The combination of universal model training and offline pseudo-label routing enables a single model to support multiple computational budgets, which is highly practical for real-world deployment.
Orthogonality with token compression means both approaches can be combined, achieving up to 39× FLOPs reduction in extreme efficiency scenarios.

Limitations & Future Work¶

Validation is currently limited to LLaVA-OV 0.5B and 1.5B; larger models (7B+) have not been tested.
The routing strategy relies on offline pseudo-labels and cannot perform true online adaptation — end-to-end routing via reinforcement learning is a natural extension.
Cross-attention layer positions are fixed to uniform distribution; whether alternative layer placement strategies yield better performance remains unexplored.
Scenarios such as video understanding that require substantial inter-frame reasoning have not been evaluated.

vs. VisionZip / PyramidDrop: These token compression methods suffer severe performance degradation on hard tasks (DocVQA drops from 68.7 to 36.7), whereas VISOR maintains or exceeds baseline performance.
vs.
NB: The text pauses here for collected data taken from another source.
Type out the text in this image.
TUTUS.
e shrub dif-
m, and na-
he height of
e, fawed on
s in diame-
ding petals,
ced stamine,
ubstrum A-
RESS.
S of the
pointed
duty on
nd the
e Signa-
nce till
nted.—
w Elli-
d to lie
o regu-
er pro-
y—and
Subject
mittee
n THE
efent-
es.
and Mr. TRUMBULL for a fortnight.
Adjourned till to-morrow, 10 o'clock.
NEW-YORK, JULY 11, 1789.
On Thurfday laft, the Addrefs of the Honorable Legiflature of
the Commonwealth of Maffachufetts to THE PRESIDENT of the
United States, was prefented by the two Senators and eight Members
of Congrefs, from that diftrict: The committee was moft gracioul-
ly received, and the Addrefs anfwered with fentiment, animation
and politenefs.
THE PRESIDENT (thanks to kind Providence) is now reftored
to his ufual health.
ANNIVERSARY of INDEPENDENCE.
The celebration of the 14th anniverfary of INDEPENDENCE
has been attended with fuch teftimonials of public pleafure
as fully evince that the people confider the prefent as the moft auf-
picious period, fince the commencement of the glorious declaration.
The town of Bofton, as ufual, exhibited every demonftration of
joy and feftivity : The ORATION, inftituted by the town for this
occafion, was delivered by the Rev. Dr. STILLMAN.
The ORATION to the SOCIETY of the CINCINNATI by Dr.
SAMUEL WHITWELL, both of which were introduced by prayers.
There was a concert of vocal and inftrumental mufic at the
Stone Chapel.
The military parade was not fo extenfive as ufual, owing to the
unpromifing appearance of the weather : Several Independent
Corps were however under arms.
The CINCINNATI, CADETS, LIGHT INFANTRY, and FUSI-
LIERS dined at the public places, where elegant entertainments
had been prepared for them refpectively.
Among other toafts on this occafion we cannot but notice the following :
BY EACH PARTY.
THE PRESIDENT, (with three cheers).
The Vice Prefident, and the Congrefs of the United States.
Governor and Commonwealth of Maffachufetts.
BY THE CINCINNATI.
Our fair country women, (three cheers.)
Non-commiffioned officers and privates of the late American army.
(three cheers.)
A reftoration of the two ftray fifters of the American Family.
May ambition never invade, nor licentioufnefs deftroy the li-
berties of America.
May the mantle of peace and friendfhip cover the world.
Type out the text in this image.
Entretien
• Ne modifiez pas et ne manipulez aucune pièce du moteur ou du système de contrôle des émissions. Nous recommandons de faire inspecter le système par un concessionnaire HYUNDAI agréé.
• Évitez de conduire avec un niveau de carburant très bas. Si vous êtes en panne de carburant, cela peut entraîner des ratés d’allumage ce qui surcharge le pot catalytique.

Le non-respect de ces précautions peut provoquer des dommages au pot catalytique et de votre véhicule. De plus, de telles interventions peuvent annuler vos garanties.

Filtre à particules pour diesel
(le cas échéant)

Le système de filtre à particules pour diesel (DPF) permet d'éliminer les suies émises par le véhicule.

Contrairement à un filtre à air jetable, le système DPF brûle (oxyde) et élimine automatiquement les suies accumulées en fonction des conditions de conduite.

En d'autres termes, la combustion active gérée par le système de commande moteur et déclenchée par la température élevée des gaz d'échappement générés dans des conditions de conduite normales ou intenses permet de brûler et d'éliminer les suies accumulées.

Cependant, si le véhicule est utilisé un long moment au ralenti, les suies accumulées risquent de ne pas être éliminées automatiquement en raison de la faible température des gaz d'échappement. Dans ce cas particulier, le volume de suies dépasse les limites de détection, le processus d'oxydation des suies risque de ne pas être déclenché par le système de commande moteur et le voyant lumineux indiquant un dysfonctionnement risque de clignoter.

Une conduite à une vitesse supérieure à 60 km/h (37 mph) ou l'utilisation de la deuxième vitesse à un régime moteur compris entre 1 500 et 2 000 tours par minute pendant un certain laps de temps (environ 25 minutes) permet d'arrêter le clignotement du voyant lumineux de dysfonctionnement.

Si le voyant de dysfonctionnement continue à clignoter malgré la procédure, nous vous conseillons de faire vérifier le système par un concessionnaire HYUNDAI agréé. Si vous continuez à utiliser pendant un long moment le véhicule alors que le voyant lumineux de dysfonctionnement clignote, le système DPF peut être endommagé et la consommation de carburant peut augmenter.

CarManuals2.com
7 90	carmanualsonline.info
M3: M3 is a training-aware token compression method that performs better on hard tasks but still creates an information bottleneck; VISOR achieves higher accuracy with fewer FLOPs.
vs. SparseVLM: SparseVLM uses text token scores to dynamically prune visual tokens, but is fundamentally still a token-reduction approach; VISOR retains all visual tokens and follows an entirely different technical path.

Rating¶

Novelty: ⭐⭐⭐⭐⭐ Proposes a fundamentally new paradigm for LVLM efficiency optimization, breaking free from the limitations of token compression.
Experimental Thoroughness: ⭐⭐⭐⭐⭐ 13 benchmarks, comparisons with 8+ SOTA methods, extensive ablations and analyses.
Writing Quality: ⭐⭐⭐⭐⭐ Analysis-driven narrative is exceptionally clear, with well-motivated justification for every design choice.
Value: ⭐⭐⭐⭐⭐ Has the potential for paradigm-level impact on the field of LVLM efficiency optimization.